Kung fu is like porn
Saturday, August 18, 2007
I can't say I've ever been a big fan of the martial arts genre, particularly the Hong Kong films. Much like Godzilla, they have production values and an attitude all their own that can be a little off-putting to those not in on the joke. I've seen some Hong Kong films — yes, even Crouching Tiger, Hidden Dragon — so I don't want anyone to think I'm dismissing them out of hand. Not at all.
As a matter of fact, I've rather enjoyed Hollywood films by the likes of John Woo, Jet Li and Chow Yun Fat, so I'd like to say I have a healthy respect for martial arts films. And it goes without saying that films like The Matrix take the best of Hong Kong and wrap it in the best of Hollywood. Sheer delight.
Still, martial arts films aren't something I'm intimately familiar with. And maybe that's why I enjoyed Kung Fu Hustle so much.
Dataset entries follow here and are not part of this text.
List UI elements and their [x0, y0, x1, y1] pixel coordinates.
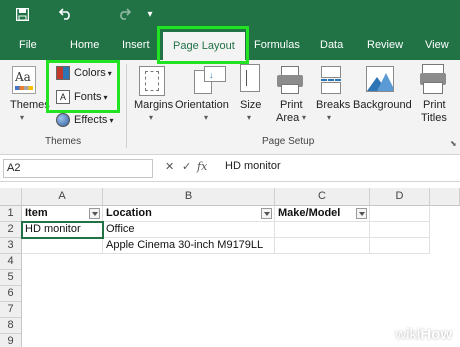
- cell-c1[interactable]: Make/Model: [275, 206, 370, 222]
- cell-c3[interactable]: [275, 238, 370, 254]
- dialog-launcher-icon[interactable]: ⬊: [450, 139, 457, 148]
- watermark-how: How: [420, 326, 452, 343]
- tab-data[interactable]: Data: [320, 37, 343, 53]
- formula-input[interactable]: HD monitor: [225, 160, 281, 172]
- orientation-icon[interactable]: ↓: [192, 64, 226, 96]
- effects-caret-icon: ▾: [109, 115, 114, 125]
- filter-dropdown-icon[interactable]: [356, 208, 367, 219]
- size-icon[interactable]: [240, 64, 260, 96]
- breaks-icon[interactable]: [321, 66, 341, 94]
- group-separator: [126, 64, 127, 148]
- themes-group-label: Themes: [45, 136, 82, 147]
- print-area-label-line1[interactable]: Print: [280, 99, 303, 111]
- orientation-caret-icon: ▾: [204, 113, 209, 122]
- row-header[interactable]: 4: [0, 254, 22, 270]
- tab-formulas[interactable]: Formulas: [254, 37, 300, 53]
- column-header-c[interactable]: C: [275, 188, 370, 206]
- row-header[interactable]: 5: [0, 270, 22, 286]
- cell-b1-text: Location: [106, 207, 152, 219]
- confirm-entry-icon[interactable]: ✓: [182, 160, 191, 173]
- print-titles-label-line2[interactable]: Titles: [421, 112, 447, 124]
- column-header-d[interactable]: D: [370, 188, 430, 206]
- margins-icon[interactable]: [139, 66, 165, 96]
- cell-b3[interactable]: Apple Cinema 30-inch M9179LL: [103, 238, 275, 254]
- row-header[interactable]: 6: [0, 286, 22, 302]
- name-box[interactable]: A2: [3, 159, 153, 178]
- select-all-corner[interactable]: [0, 188, 22, 206]
- effects-icon: [56, 113, 70, 127]
- row-header[interactable]: 8: [0, 318, 22, 334]
- print-area-caret-icon: ▾: [302, 113, 307, 122]
- fonts-label: Fonts: [74, 91, 102, 103]
- tab-file[interactable]: File: [19, 37, 37, 53]
- cancel-entry-icon[interactable]: ✕: [165, 160, 174, 173]
- breaks-caret-icon: ▾: [327, 113, 332, 122]
- fonts-button[interactable]: A Fonts ▾: [56, 88, 108, 106]
- fonts-caret-icon: ▾: [103, 92, 108, 102]
- watermark-wiki: wiki: [395, 326, 421, 343]
- fonts-icon: A: [56, 90, 70, 104]
- column-header-e[interactable]: [430, 188, 460, 206]
- print-area-icon[interactable]: [277, 66, 303, 94]
- effects-label: Effects: [74, 114, 108, 126]
- filter-dropdown-icon[interactable]: [261, 208, 272, 219]
- ribbon: Aa Themes ▾ Colors ▾ A Fonts ▾ Effects ▾…: [0, 60, 460, 155]
- insert-function-icon[interactable]: fx: [197, 160, 207, 173]
- page-setup-group-label: Page Setup: [262, 136, 315, 147]
- ribbon-tabs: File Home Insert Page Layout Formulas Da…: [0, 28, 460, 60]
- cell-d1[interactable]: [370, 206, 430, 222]
- excel-window: ▾ File Home Insert Page Layout Formulas …: [0, 0, 460, 347]
- tab-insert[interactable]: Insert: [122, 37, 150, 53]
- themes-icon: Aa: [12, 66, 36, 94]
- spreadsheet-grid: A B C D 1 2 3 4 5 6 7 8 9 Item Location …: [0, 182, 460, 347]
- wikihow-watermark: wikiHow: [395, 326, 452, 343]
- cell-d3[interactable]: [370, 238, 430, 254]
- formula-bar: A2 ✕ ✓ fx HD monitor: [0, 155, 460, 182]
- cell-c1-text: Make/Model: [278, 207, 341, 219]
- orientation-label[interactable]: Orientation: [175, 99, 229, 111]
- print-area-label-line2[interactable]: Area: [276, 112, 299, 124]
- colors-button[interactable]: Colors ▾: [56, 64, 112, 82]
- background-icon[interactable]: [366, 66, 394, 92]
- cell-a3[interactable]: [22, 238, 103, 254]
- size-caret-icon: ▾: [247, 113, 252, 122]
- tab-page-layout[interactable]: Page Layout: [163, 32, 245, 60]
- tab-view[interactable]: View: [425, 37, 449, 53]
- cell-a1-text: Item: [25, 207, 48, 219]
- cell-b2[interactable]: Office: [103, 222, 275, 238]
- print-titles-icon[interactable]: [420, 64, 446, 94]
- cell-b1[interactable]: Location: [103, 206, 275, 222]
- themes-label: Themes: [10, 99, 50, 111]
- effects-button[interactable]: Effects ▾: [56, 111, 113, 129]
- row-header[interactable]: 1: [0, 206, 22, 222]
- margins-caret-icon: ▾: [149, 113, 154, 122]
- row-header[interactable]: 3: [0, 238, 22, 254]
- title-bar: ▾: [0, 0, 460, 28]
- themes-caret-icon: ▾: [20, 113, 25, 122]
- print-titles-label-line1[interactable]: Print: [423, 99, 446, 111]
- column-header-a[interactable]: A: [22, 188, 103, 206]
- filter-dropdown-icon[interactable]: [89, 208, 100, 219]
- row-header[interactable]: 9: [0, 334, 22, 347]
- colors-icon: [56, 66, 70, 80]
- tab-review[interactable]: Review: [367, 37, 403, 53]
- size-label[interactable]: Size: [240, 99, 261, 111]
- save-icon[interactable]: [12, 4, 32, 24]
- colors-caret-icon: ▾: [107, 68, 112, 78]
- colors-label: Colors: [74, 67, 106, 79]
- breaks-label[interactable]: Breaks: [316, 99, 350, 111]
- cell-a2[interactable]: HD monitor: [22, 222, 103, 238]
- customize-quick-access-icon[interactable]: ▾: [140, 4, 160, 24]
- cell-d2[interactable]: [370, 222, 430, 238]
- redo-icon[interactable]: [114, 4, 134, 24]
- column-header-b[interactable]: B: [103, 188, 275, 206]
- row-header[interactable]: 2: [0, 222, 22, 238]
- margins-label[interactable]: Margins: [134, 99, 173, 111]
- cell-c2[interactable]: [275, 222, 370, 238]
- row-header[interactable]: 7: [0, 302, 22, 318]
- background-label[interactable]: Background: [353, 99, 412, 111]
- tab-home[interactable]: Home: [70, 37, 99, 53]
- undo-icon[interactable]: [56, 4, 76, 24]
- cell-a1[interactable]: Item: [22, 206, 103, 222]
First, let me say, I haven't seen all of this. It was on cable tonight and I caught it about twenty minutes in. It was obviously a dubbed "foreign film" with rapid speech, like the Hong Kong films I remember as a kid. And now I can't remember why I even bothered to leave it on. While I knew there'd be some action somewhere along the line, the point at which I tuned in was strictly dialog (plus, the TV was too low to actually hear that dialog). But for whatever reason, I left it on. And even more surprising, this thing turned out to be a comedy! Didn't see that one coming.
In fact, I was probably an hour into it before I realized it was supposed to be funny. Here I was thinking this was another cheesy low-budget kung fu movie with nothing going for it until a fight breaks out and the flying kicks and fake blood come in. At one point (when I still thought it was supposed to be a "serious" film) I mused to myself, "Heh, at least the fights'll be like The Matrix." Ironically, there's a Matrix spoof in there.
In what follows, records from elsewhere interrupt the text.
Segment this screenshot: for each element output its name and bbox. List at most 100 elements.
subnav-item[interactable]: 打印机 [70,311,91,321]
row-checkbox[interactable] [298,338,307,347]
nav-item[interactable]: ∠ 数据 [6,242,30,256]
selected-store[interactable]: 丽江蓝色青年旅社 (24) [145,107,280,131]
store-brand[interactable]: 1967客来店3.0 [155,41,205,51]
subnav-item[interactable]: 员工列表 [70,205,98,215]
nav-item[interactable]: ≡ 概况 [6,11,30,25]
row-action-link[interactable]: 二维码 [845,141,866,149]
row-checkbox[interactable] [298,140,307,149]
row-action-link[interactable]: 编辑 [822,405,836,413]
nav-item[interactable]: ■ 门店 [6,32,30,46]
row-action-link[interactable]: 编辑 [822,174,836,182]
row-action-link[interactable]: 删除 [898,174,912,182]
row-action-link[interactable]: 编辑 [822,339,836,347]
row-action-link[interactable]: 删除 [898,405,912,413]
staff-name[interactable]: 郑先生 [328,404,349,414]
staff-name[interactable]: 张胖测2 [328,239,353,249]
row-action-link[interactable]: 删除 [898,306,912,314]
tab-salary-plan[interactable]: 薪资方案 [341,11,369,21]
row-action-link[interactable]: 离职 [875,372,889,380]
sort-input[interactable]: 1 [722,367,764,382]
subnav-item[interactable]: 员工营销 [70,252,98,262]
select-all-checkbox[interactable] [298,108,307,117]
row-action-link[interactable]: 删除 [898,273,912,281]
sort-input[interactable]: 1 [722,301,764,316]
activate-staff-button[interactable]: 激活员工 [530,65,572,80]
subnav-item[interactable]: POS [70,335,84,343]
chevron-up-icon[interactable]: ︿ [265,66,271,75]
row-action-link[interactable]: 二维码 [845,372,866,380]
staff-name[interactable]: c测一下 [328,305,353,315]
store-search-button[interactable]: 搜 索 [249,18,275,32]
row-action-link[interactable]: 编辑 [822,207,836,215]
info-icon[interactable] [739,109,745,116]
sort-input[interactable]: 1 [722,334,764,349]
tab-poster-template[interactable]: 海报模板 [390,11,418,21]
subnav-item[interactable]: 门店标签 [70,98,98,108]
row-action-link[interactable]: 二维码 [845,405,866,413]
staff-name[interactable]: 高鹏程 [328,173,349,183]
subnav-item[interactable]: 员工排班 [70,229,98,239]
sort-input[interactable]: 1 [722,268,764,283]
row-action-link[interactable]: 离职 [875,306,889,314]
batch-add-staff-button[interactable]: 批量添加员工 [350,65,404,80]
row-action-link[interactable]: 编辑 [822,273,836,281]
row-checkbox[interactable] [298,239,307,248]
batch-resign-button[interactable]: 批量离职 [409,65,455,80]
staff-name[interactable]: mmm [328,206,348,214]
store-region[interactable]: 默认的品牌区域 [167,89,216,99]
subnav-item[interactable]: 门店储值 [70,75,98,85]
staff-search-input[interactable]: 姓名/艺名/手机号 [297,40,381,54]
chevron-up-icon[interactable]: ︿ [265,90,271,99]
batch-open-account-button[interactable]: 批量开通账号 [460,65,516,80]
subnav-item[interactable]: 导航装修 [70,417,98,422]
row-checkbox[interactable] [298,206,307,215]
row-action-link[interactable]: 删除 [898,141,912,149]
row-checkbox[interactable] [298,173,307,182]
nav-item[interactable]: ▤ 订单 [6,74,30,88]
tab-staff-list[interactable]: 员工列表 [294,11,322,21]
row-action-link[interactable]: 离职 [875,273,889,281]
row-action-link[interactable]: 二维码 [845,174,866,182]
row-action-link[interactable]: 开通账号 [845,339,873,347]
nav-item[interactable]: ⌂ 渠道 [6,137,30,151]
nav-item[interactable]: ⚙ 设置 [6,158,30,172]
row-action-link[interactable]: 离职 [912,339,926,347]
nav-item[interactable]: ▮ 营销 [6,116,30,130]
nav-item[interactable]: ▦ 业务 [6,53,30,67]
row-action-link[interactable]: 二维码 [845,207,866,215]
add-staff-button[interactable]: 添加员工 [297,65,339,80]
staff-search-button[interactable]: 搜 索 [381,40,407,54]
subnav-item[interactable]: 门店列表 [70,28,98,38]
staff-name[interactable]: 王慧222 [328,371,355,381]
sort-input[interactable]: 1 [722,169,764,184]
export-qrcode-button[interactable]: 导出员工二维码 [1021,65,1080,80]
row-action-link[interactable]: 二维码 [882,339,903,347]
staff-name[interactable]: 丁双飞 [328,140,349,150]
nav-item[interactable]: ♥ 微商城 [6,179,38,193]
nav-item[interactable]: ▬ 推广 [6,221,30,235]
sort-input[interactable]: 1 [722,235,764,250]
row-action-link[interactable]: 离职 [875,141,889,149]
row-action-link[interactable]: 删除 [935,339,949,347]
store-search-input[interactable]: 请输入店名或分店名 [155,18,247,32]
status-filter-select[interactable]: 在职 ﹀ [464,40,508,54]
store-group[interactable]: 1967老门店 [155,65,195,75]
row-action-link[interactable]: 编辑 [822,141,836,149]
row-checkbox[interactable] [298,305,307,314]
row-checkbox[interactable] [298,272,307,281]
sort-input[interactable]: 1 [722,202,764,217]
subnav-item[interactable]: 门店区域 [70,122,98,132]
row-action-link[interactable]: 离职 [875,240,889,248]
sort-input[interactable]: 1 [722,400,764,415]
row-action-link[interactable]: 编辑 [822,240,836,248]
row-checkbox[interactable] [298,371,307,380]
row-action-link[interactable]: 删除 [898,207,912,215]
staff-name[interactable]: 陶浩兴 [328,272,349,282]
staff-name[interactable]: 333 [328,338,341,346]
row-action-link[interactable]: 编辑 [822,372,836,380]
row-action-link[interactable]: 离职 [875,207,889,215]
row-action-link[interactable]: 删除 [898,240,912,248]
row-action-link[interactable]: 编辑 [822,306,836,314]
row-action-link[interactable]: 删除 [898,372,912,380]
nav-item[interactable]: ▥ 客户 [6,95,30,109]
The point of this is that this turned out to be a terrific film. Once I realized the bad action and sight gags were intentional, I had a blast. I'm looking forward to watching this one again, and I heartily recommend it to anyone. Kung Pow this is not.
Oh, and why is kung fu like porn? There's one-on-one, then two-on-one, then a group scene. And in the end, it's a guilty pleasure.